People could identify as more than one ethnicity. The results were 94.9% European (Pākehā); 12.2% Māori; 2.0% Pasifika; 2.4% Asian; 0.4% Middle Eastern, Latin American and African New Zealanders (MELAA); and 3.1% other, which includes people giving their ethnicity as "New Zealander". English was spoken by 99.2%, Māori by 2.8%, Samoan by 0.4%, and other languages by 9.1%. No language could be spoken by 1.2% (e.g. too young to talk). New Zealand Sign Language was known by 1.6%. The percentage of people born overseas was 23.6, compared with 28.8% nationally.

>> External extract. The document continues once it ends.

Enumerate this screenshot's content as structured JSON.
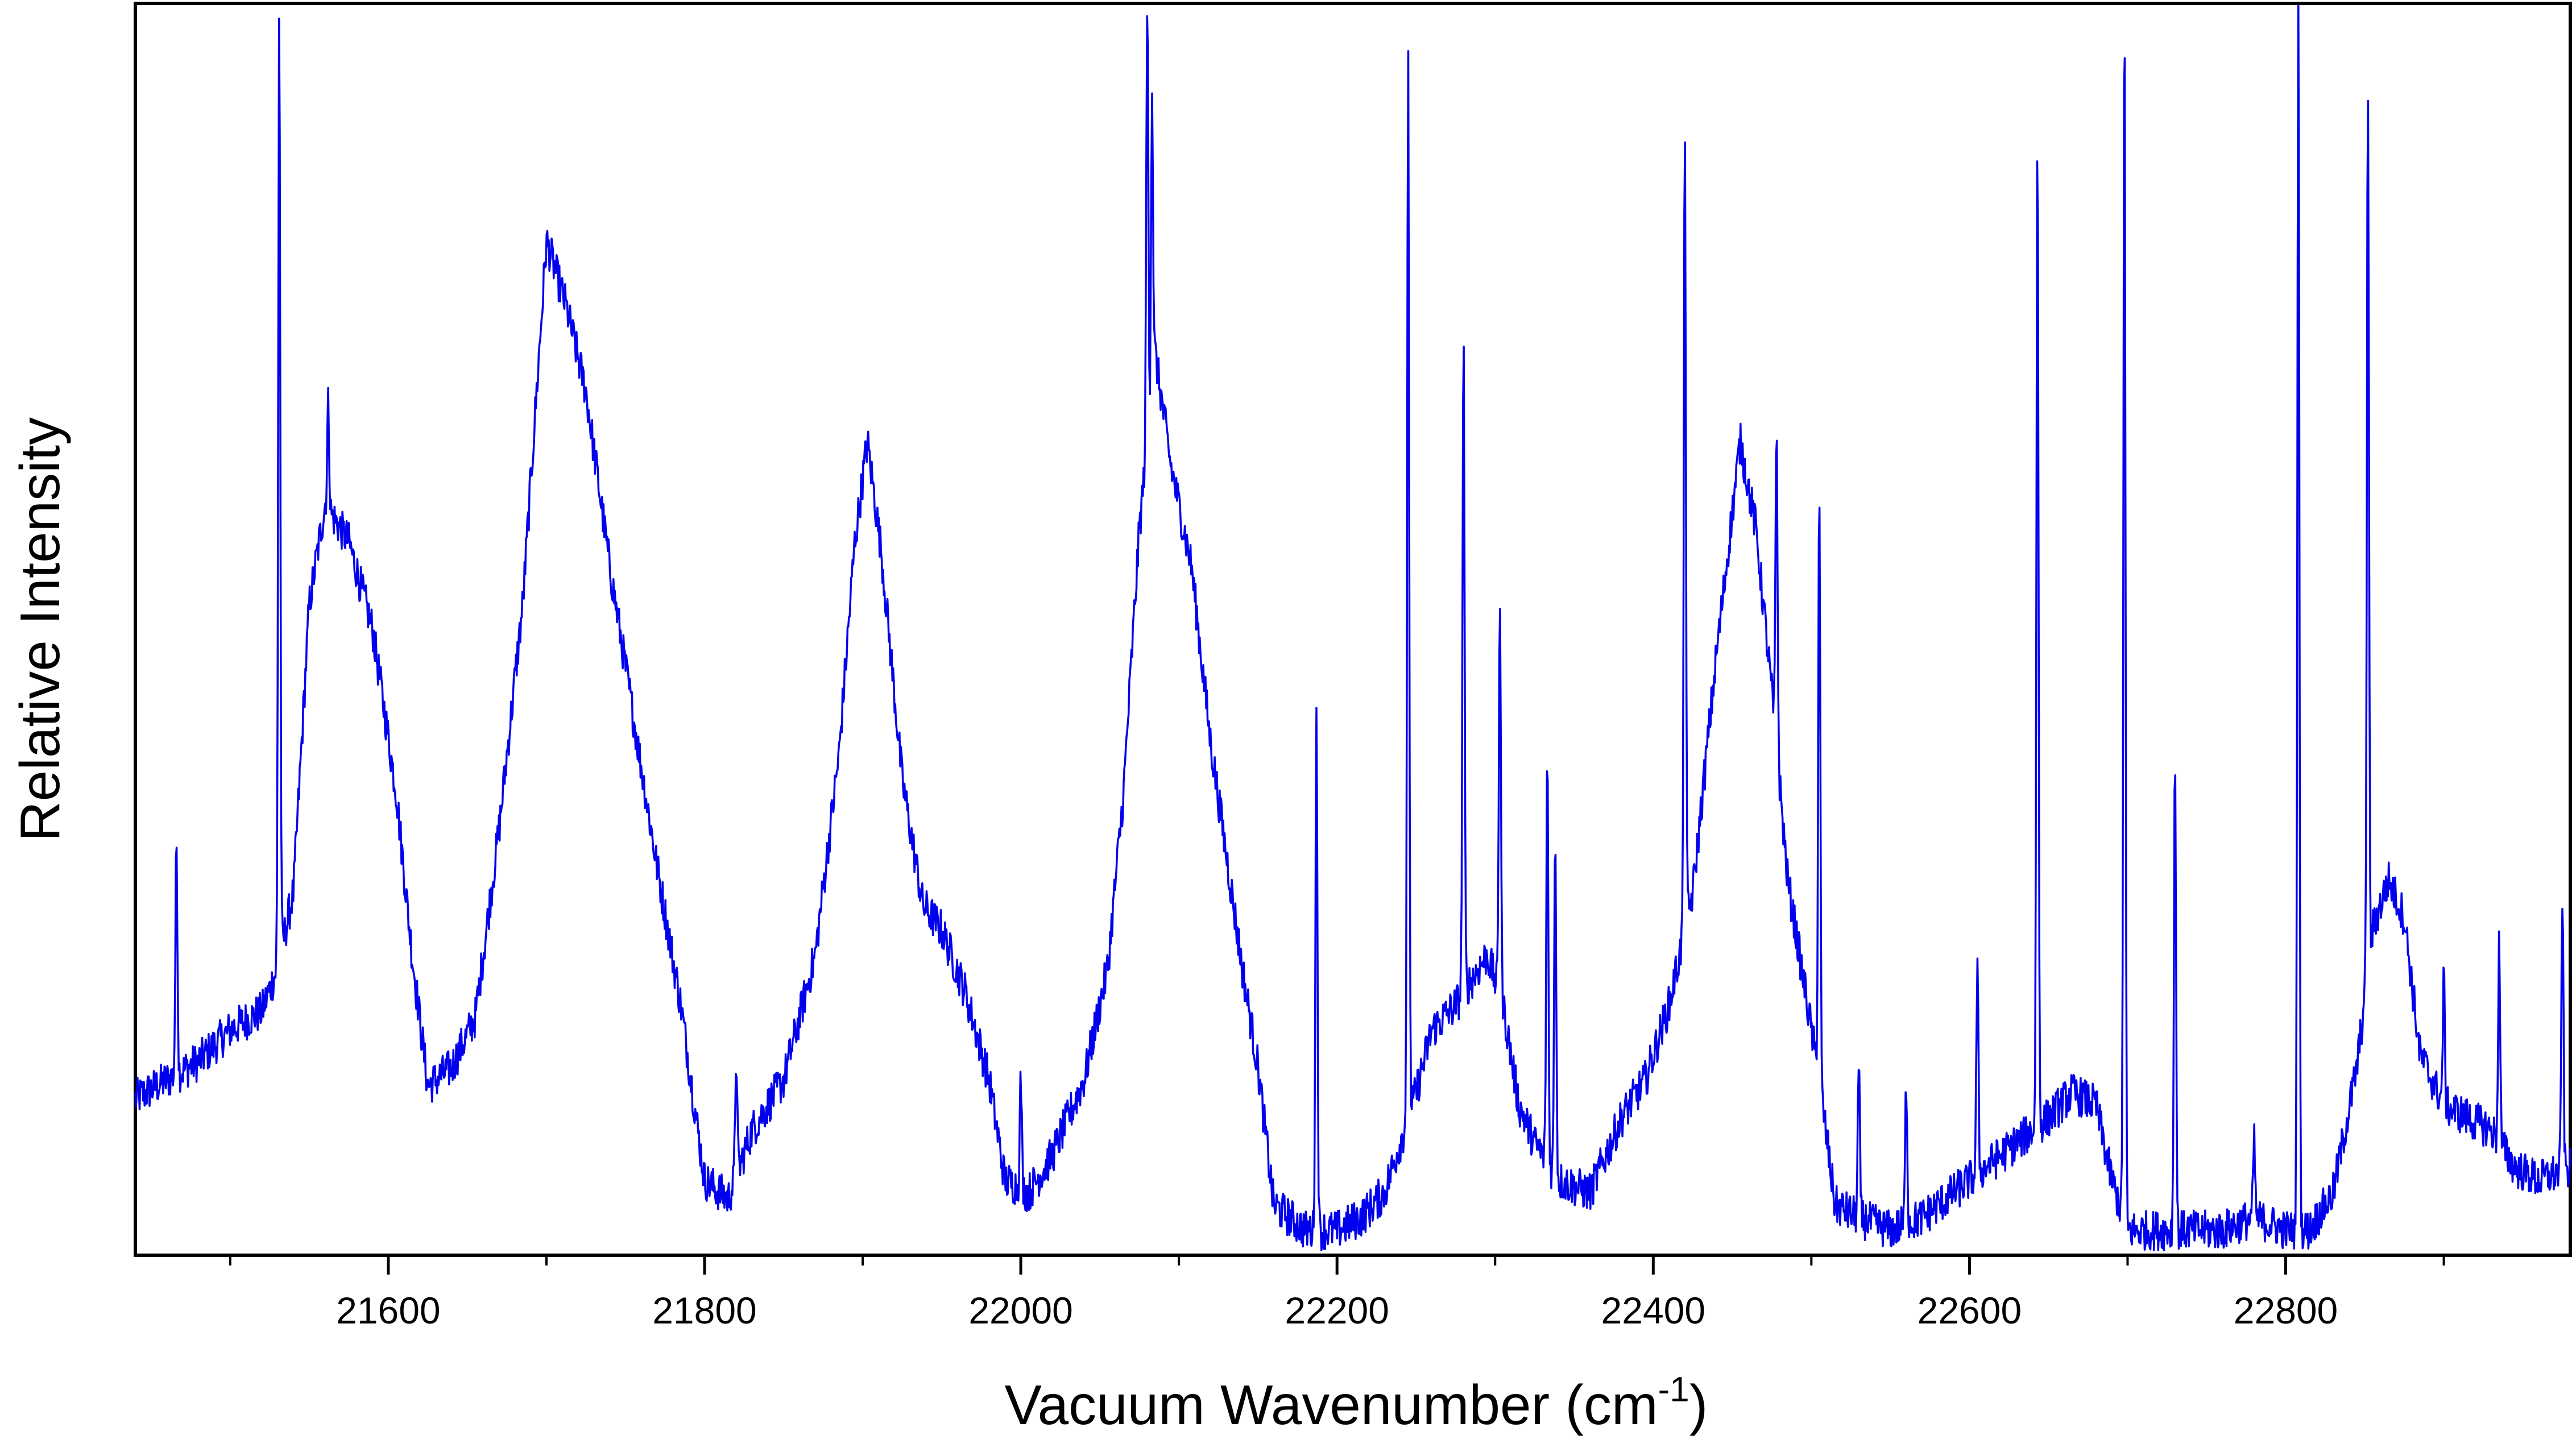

Religious affiliations were 26.0% Christian, 0.4% Islam, 1.2% New Age, and 1.2% other religions. People who answered that they had no religion were 60.2%, and 10.2% of people did not answer the census question.

Of those at least 15 years old, 165 (26.2%) people had a bachelor's or higher degree, 363 (57.6%) had a post-high school certificate or diploma, and 102 (16.2%) people exclusively held high school qualifications. The median income was $49,300, compared with $41,500 nationally. 123 people (19.5%) earned over $100,000 compared to 12.1% nationally. The employment status of those at least 15 was 378 (60.0%) full-time, 93 (14.8%) part-time, and 6 (1.0%) unemployed.